Ajim Capital portfolio investing in leading African fintech and startup companies

Ajim bets on fintech acquisitions

Before launching Ajim Capital, Ajim co-founded OpenTeams, an online marketplace connecting users of open-source software with service providers. Earlier, she founded DataGig, a platform that matched enterprises with vetted data experts for analytics projects.

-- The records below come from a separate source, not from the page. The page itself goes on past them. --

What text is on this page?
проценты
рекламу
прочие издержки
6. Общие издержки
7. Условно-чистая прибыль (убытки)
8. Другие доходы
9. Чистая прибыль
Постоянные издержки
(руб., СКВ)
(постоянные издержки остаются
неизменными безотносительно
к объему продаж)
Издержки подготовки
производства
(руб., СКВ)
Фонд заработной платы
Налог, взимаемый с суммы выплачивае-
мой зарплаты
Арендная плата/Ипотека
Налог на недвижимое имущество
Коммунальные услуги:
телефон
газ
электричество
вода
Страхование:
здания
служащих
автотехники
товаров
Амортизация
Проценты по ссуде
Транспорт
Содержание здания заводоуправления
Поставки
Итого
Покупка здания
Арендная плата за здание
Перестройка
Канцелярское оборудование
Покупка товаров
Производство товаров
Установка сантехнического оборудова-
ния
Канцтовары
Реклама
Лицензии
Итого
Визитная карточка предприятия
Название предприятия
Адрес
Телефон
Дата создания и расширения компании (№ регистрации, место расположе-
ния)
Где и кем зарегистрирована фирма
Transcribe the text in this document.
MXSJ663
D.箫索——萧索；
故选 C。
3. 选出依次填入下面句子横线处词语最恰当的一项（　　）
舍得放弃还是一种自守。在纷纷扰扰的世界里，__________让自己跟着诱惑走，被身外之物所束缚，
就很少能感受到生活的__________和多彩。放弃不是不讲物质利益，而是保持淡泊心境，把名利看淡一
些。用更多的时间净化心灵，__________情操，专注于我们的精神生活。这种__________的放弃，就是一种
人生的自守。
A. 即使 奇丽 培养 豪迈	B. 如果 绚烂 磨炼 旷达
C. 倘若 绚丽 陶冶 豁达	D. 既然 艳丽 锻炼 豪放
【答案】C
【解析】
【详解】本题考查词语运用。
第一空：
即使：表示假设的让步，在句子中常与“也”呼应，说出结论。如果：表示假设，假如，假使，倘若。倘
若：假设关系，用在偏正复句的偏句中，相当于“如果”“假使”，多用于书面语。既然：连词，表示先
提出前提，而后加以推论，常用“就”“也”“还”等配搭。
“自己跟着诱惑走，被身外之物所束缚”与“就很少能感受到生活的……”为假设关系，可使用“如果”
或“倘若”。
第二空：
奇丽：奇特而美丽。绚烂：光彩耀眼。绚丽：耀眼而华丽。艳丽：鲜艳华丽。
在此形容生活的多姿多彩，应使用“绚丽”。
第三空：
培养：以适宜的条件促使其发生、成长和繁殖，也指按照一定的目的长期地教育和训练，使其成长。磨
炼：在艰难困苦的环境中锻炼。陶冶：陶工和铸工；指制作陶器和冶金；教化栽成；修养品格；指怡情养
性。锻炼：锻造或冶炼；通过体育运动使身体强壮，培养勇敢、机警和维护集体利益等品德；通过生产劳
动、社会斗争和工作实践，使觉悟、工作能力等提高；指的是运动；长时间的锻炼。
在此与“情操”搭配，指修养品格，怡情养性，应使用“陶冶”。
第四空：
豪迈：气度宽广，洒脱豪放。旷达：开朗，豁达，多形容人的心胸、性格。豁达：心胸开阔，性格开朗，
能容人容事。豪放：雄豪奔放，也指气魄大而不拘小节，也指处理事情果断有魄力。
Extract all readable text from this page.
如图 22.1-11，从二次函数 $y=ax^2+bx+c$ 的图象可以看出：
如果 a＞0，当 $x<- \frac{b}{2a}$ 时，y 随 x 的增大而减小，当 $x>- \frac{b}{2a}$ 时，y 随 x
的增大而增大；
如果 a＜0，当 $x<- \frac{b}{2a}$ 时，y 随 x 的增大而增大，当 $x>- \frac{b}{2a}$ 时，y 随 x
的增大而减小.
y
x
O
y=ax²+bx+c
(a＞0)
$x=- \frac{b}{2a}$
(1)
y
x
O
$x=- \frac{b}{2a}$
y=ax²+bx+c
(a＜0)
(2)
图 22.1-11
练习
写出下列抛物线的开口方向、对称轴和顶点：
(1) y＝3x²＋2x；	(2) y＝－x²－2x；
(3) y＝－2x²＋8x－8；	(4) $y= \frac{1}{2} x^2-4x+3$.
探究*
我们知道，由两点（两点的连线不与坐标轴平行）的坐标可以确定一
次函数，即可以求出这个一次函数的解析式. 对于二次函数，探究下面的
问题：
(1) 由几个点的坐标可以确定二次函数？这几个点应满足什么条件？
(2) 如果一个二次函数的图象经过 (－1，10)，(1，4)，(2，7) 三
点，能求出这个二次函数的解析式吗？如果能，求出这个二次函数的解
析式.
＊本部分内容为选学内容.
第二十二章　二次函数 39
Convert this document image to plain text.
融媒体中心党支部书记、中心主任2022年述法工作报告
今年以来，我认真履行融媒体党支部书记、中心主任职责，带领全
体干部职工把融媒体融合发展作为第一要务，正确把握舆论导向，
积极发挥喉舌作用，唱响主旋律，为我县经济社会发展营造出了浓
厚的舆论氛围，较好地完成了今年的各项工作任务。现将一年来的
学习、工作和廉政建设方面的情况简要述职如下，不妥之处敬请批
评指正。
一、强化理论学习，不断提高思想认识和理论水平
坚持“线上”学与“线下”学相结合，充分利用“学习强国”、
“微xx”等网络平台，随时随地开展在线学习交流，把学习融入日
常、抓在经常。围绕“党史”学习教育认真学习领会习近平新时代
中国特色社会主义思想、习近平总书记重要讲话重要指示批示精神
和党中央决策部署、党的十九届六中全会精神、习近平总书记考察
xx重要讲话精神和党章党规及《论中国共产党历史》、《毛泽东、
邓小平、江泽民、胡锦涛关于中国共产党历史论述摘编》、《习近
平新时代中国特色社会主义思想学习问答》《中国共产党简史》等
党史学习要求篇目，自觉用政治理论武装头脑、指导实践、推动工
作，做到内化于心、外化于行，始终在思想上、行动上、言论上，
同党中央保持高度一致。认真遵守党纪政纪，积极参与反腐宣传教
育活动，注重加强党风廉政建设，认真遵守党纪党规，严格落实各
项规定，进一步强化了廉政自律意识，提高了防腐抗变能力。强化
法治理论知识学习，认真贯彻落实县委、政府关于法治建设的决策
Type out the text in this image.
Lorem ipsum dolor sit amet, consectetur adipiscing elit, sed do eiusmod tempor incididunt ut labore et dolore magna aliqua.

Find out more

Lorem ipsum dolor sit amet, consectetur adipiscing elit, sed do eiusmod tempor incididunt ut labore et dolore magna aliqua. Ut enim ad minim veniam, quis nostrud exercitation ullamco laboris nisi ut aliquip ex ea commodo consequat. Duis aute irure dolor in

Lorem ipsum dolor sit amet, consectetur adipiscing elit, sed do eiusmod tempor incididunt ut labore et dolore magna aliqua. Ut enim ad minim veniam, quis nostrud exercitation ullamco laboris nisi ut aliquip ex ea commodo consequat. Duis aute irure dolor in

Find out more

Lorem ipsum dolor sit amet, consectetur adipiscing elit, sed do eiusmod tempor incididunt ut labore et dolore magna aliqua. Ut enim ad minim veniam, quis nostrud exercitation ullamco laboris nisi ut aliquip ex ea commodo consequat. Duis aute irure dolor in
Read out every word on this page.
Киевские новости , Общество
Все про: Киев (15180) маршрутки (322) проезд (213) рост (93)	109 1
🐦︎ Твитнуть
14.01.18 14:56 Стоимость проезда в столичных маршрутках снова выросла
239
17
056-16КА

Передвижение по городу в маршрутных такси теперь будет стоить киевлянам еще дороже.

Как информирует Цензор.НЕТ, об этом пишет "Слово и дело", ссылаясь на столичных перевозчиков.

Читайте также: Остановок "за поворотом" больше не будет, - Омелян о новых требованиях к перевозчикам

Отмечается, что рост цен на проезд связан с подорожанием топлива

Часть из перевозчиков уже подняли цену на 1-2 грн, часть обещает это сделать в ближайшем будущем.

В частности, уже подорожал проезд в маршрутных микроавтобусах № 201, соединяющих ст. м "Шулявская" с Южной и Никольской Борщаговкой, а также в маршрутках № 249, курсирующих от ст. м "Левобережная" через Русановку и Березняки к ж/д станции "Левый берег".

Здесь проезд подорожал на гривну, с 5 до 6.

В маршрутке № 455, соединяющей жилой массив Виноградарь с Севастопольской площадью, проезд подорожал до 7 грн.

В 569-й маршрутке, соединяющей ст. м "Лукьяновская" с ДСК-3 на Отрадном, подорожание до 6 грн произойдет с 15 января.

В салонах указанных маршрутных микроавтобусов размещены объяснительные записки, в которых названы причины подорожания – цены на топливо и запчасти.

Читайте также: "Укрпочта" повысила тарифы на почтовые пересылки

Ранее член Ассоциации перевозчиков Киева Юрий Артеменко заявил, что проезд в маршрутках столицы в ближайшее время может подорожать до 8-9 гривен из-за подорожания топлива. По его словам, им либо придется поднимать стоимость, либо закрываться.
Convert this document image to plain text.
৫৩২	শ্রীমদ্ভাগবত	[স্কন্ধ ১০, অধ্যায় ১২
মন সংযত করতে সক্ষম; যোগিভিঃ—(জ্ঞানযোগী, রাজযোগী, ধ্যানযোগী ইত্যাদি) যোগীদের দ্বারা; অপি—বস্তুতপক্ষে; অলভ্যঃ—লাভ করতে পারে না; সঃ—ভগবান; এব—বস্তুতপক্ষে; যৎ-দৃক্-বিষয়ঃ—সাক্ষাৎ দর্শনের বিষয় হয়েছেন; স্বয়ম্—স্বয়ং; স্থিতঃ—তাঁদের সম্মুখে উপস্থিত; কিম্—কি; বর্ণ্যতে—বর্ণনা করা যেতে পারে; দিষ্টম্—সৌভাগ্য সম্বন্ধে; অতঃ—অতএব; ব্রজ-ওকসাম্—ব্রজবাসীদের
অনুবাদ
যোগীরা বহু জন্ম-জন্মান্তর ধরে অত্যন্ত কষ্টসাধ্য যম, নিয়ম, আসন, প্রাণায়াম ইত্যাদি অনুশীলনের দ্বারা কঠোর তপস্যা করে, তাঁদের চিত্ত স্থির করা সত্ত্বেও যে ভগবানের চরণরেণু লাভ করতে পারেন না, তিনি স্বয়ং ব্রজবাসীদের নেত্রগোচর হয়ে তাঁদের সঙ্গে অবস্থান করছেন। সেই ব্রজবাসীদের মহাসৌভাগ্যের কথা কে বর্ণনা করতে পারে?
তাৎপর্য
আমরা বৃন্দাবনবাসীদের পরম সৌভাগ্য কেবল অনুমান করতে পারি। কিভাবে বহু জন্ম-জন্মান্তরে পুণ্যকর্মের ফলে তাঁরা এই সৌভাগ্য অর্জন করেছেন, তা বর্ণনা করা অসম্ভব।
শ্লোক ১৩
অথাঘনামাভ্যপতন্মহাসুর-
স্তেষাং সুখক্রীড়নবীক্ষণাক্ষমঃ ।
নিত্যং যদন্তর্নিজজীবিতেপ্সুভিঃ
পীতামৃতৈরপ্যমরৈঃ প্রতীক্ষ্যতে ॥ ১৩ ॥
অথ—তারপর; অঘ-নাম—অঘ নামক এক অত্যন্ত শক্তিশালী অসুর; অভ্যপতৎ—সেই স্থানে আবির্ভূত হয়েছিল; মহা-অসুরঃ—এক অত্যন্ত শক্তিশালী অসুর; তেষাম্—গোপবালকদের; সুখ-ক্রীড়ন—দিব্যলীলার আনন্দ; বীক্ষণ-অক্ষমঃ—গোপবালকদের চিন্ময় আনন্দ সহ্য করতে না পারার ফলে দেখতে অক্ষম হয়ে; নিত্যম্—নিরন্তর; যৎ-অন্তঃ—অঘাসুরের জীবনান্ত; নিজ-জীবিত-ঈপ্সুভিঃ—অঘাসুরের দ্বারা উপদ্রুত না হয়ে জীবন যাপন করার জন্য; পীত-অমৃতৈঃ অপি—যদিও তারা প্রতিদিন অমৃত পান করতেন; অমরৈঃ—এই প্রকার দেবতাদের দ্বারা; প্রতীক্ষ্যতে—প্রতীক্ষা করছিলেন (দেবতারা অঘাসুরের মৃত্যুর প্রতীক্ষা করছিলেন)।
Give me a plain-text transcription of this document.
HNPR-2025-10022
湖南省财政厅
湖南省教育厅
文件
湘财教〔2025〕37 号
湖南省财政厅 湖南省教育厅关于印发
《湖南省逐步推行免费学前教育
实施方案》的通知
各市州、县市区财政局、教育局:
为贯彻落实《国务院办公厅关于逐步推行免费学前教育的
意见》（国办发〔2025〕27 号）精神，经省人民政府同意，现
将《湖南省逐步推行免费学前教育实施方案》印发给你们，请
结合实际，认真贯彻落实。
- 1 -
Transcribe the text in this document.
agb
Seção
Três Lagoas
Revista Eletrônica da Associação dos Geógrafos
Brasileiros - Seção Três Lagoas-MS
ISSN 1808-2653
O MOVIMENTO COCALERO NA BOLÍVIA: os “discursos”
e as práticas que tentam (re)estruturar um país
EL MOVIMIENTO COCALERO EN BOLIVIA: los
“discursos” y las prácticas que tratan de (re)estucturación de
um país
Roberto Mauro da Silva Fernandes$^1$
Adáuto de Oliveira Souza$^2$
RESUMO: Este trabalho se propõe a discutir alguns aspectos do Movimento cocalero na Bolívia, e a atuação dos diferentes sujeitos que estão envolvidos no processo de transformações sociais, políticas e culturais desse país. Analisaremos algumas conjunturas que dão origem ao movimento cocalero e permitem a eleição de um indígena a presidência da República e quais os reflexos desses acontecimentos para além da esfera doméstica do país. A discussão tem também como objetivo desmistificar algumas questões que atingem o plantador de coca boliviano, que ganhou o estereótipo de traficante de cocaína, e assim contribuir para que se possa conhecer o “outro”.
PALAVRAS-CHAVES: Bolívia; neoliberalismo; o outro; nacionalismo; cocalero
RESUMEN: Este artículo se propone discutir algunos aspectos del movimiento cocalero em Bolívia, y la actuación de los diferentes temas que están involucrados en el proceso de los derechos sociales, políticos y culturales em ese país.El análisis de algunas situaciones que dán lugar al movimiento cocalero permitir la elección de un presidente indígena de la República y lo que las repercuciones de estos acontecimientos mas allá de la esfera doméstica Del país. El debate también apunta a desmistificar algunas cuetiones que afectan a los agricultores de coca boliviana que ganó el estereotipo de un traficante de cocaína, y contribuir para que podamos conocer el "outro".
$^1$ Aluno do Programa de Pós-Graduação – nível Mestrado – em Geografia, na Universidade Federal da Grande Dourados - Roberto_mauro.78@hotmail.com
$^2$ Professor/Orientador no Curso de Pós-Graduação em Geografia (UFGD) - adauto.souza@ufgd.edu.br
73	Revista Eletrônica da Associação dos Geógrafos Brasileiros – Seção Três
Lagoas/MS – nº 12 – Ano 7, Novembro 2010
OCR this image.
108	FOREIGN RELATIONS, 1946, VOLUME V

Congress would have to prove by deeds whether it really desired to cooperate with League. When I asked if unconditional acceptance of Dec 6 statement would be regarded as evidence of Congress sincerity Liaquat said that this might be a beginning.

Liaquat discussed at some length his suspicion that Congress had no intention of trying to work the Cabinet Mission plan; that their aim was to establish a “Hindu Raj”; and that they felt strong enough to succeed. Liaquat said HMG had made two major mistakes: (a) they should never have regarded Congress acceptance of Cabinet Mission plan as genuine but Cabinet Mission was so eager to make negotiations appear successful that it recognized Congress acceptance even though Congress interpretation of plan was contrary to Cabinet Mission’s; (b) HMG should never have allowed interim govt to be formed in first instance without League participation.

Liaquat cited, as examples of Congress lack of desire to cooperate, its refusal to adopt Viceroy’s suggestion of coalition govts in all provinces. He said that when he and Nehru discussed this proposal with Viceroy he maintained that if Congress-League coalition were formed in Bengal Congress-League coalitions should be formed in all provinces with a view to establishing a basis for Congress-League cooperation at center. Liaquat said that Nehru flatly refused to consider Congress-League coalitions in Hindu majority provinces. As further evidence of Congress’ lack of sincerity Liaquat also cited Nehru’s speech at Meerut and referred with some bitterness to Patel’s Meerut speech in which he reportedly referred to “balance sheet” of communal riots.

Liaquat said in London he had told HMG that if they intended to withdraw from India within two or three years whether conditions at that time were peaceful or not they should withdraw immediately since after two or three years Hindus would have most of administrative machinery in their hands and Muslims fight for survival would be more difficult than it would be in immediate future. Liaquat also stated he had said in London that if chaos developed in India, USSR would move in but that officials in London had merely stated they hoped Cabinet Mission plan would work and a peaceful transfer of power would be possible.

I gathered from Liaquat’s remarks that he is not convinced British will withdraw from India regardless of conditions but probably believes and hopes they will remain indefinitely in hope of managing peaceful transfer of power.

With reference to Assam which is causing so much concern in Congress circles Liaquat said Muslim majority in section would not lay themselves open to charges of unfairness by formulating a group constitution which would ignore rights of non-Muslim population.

She also worked as a product consultant and analyst at Apple, experience that added to her understanding of product development and scale. She is an alumna of Founder Institute and SputnikATX, programs focused on startup development from concept through to exit.

For Ajim, the current fundraise is less about proving a point than about building on what she sees as clear evidence. She is targeting companies that could become acquisition targets for the next generation of African fintech leaders—firms that, like Moniepoint and Flutterwave today, will have both the scale and the incentive to consolidate their markets.

“We are raising $20 million, and we will invest in the next generation of companies that will be acquired by the Moniepoints and Flutterwaves of 2028 and 2030,” she said. “If you are a limited partner looking for exposure to the most underpriced, under-allocated, and now clearly de-risked technology market in the world, I want to talk to you.”